Kritik bleibt – doch sie verstummt zunehmend

Natürlich blieb Silbereisen nicht von Kritik verschont. Zu Beginn bemängelten einige Zuschauer eine angeblich fehlende schauspielerische Tiefe oder wünschten sich eine andere Interpretation der Kapitänsrolle. Doch mit jeder neuen Folge wurden diese Stimmen leiser.

Heute überwiegt die Zustimmung. Selbst viele frühere Kritiker räumen ein, dass Silbereisen in die Rolle hineingewachsen ist und dem „Traumschiff“ eine neue, zeitgemäße Note verleiht, ohne dessen Tradition zu zerstören.

Zukunft des „Traumschiffs“: Evolution statt Bruch

Mit Silbereisen an Bord setzt das ZDF auf Evolution statt radikalen Wandel. Das Format wird behutsam modernisiert, ohne seine DNA zu verlieren. Neue Themen, aktuelle gesellschaftliche Fragen und vielfältigere Figuren ergänzen das klassische Erzählmuster, ohne es zu dominieren.

Auch hinter den Kulissen wird investiert: hochwertigere Produktion, moderne Kameratechnik und aufwendigere Drehorte sollen die Serie fit für die kommenden Jahre machen.

Florian Silbereisen als Marke

Für Florian Silbereisen selbst ist die Vertragsverlängerung ein Meilenstein.

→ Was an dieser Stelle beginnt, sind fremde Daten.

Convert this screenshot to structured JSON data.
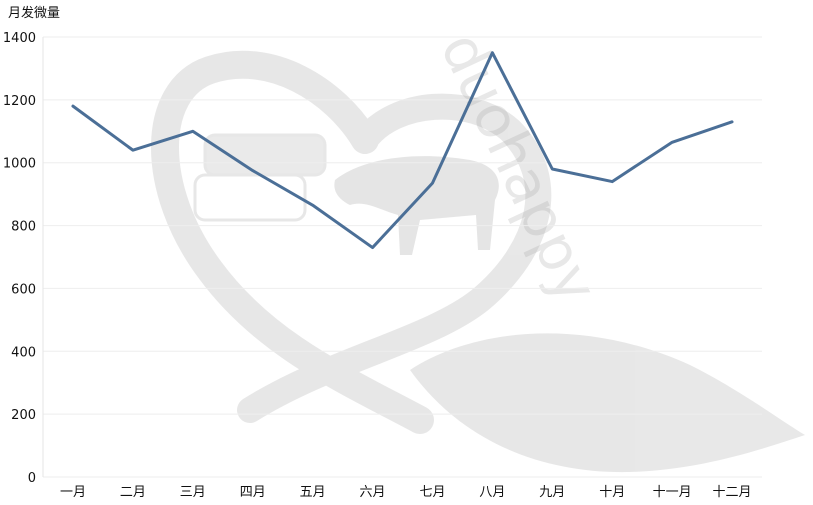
{
  "chart_data": {
    "type": "line",
    "title": "",
    "xlabel": "",
    "ylabel": "月发微量",
    "categories": [
      "一月",
      "二月",
      "三月",
      "四月",
      "五月",
      "六月",
      "七月",
      "八月",
      "九月",
      "十月",
      "十一月",
      "十二月"
    ],
    "series": [
      {
        "values": [
          1180,
          1040,
          1100,
          975,
          865,
          730,
          935,
          1350,
          980,
          940,
          1065,
          1130
        ],
        "color": "#4b6f97"
      }
    ],
    "ylim": [
      0,
      1400
    ],
    "yticks": [
      0,
      200,
      400,
      600,
      800,
      1000,
      1200,
      1400
    ],
    "grid": true,
    "legend": "none",
    "watermark_text": "duohappy"
  }
}
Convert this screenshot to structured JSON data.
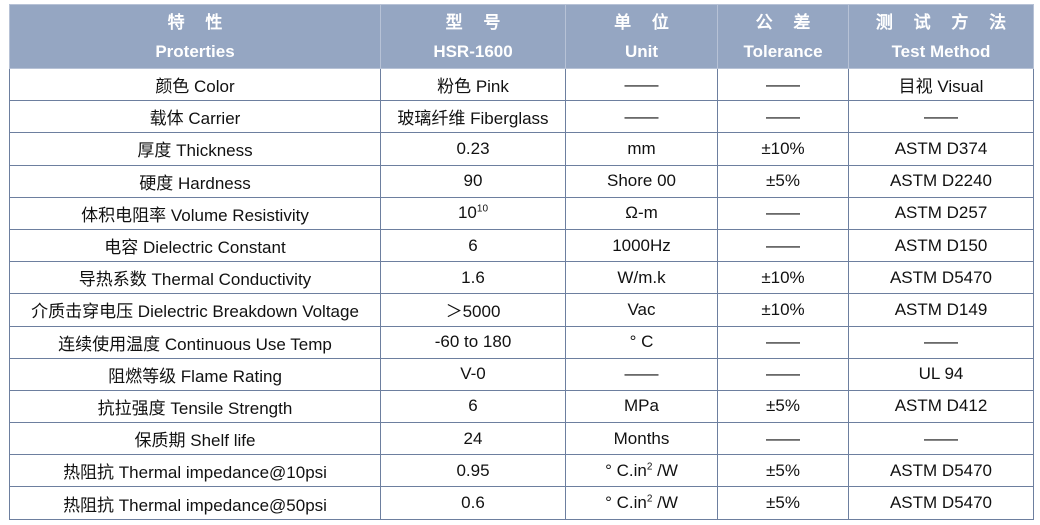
{
  "header": {
    "col1": {
      "cn": "特 性",
      "en": "Proterties"
    },
    "col2": {
      "cn": "型 号",
      "en": "HSR-1600"
    },
    "col3": {
      "cn": "单 位",
      "en": "Unit"
    },
    "col4": {
      "cn": "公 差",
      "en": "Tolerance"
    },
    "col5": {
      "cn": "测 试 方 法",
      "en": "Test Method"
    }
  },
  "rows": [
    {
      "property": "颜色 Color",
      "value": "粉色  Pink",
      "unit": "——",
      "tolerance": "——",
      "method": "目视  Visual"
    },
    {
      "property": "载体 Carrier",
      "value": "玻璃纤维 Fiberglass",
      "unit": "——",
      "tolerance": "——",
      "method": "——"
    },
    {
      "property": "厚度 Thickness",
      "value": "0.23",
      "unit": "mm",
      "tolerance": "±10%",
      "method": "ASTM D374"
    },
    {
      "property": "硬度 Hardness",
      "value": "90",
      "unit": "Shore 00",
      "tolerance": "±5%",
      "method": "ASTM D2240"
    },
    {
      "property": "体积电阻率 Volume Resistivity",
      "value": "10",
      "value_sup": "10",
      "unit": "Ω-m",
      "tolerance": "——",
      "method": "ASTM D257"
    },
    {
      "property": "电容 Dielectric Constant",
      "value": "6",
      "unit": "1000Hz",
      "tolerance": "——",
      "method": "ASTM D150"
    },
    {
      "property": "导热系数 Thermal Conductivity",
      "value": "1.6",
      "unit": "W/m.k",
      "tolerance": "±10%",
      "method": "ASTM D5470"
    },
    {
      "property": "介质击穿电压 Dielectric Breakdown Voltage",
      "value": "＞5000",
      "unit": "Vac",
      "tolerance": "±10%",
      "method": "ASTM D149"
    },
    {
      "property": "连续使用温度 Continuous Use Temp",
      "value": "-60 to 180",
      "unit": "° C",
      "tolerance": "——",
      "method": "——"
    },
    {
      "property": "阻燃等级 Flame Rating",
      "value": "V-0",
      "unit": "——",
      "tolerance": "——",
      "method": "UL 94"
    },
    {
      "property": "抗拉强度 Tensile Strength",
      "value": "6",
      "unit": "MPa",
      "tolerance": "±5%",
      "method": "ASTM D412"
    },
    {
      "property": "保质期 Shelf life",
      "value": "24",
      "unit": "Months",
      "tolerance": "——",
      "method": "——"
    },
    {
      "property": "热阻抗 Thermal impedance@10psi",
      "value": "0.95",
      "unit": "° C.in",
      "unit_sup": "2",
      "unit_suffix": " /W",
      "tolerance": "±5%",
      "method": "ASTM D5470"
    },
    {
      "property": "热阻抗 Thermal impedance@50psi",
      "value": "0.6",
      "unit": "° C.in",
      "unit_sup": "2",
      "unit_suffix": " /W",
      "tolerance": "±5%",
      "method": "ASTM D5470"
    }
  ]
}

Sie unterstreicht seine Stellung als einer der vielseitigsten Entertainer Deutschlands. Musik, Moderation, Schauspiel – kaum ein anderer verbindet diese Bereiche so erfolgreich.

Das „Traumschiff“ ist dabei mehr als nur ein Engagement. Es ist ein langfristiges Projekt, das Silbereisen auch jenseits von Live-Shows und Musikbühnen im kollektiven Gedächtnis verankert.

Fazit: Ein Kapitän auf Langstrecke

Die Entscheidung ist gefallen: Florian Silbereisen bleibt Kapitän – und das Publikum darf sich auf viele weitere Reisen freuen. Die Vertragsverlängerung bis mindestens 2028 steht für Stabilität, Vertrauen und eine klare Ausrichtung des ZDF auf bewährte Erfolge.

Für Fans bedeutet das: vertraute Gesichter, neue Traumziele und Geschichten, die unterhalten, ohne zu überfordern. Für den Sender ist es ein strategischer Schachzug. Und für Florian Silbereisen selbst ist es die Bestätigung, dass er nicht nur auf der Bühne, sondern auch auf der Brücke eines Fernsehschiffs angekommen ist.

Das „Traumschiff“ bleibt auf Kurs – mit Florian Silbereisen fest am Steuer.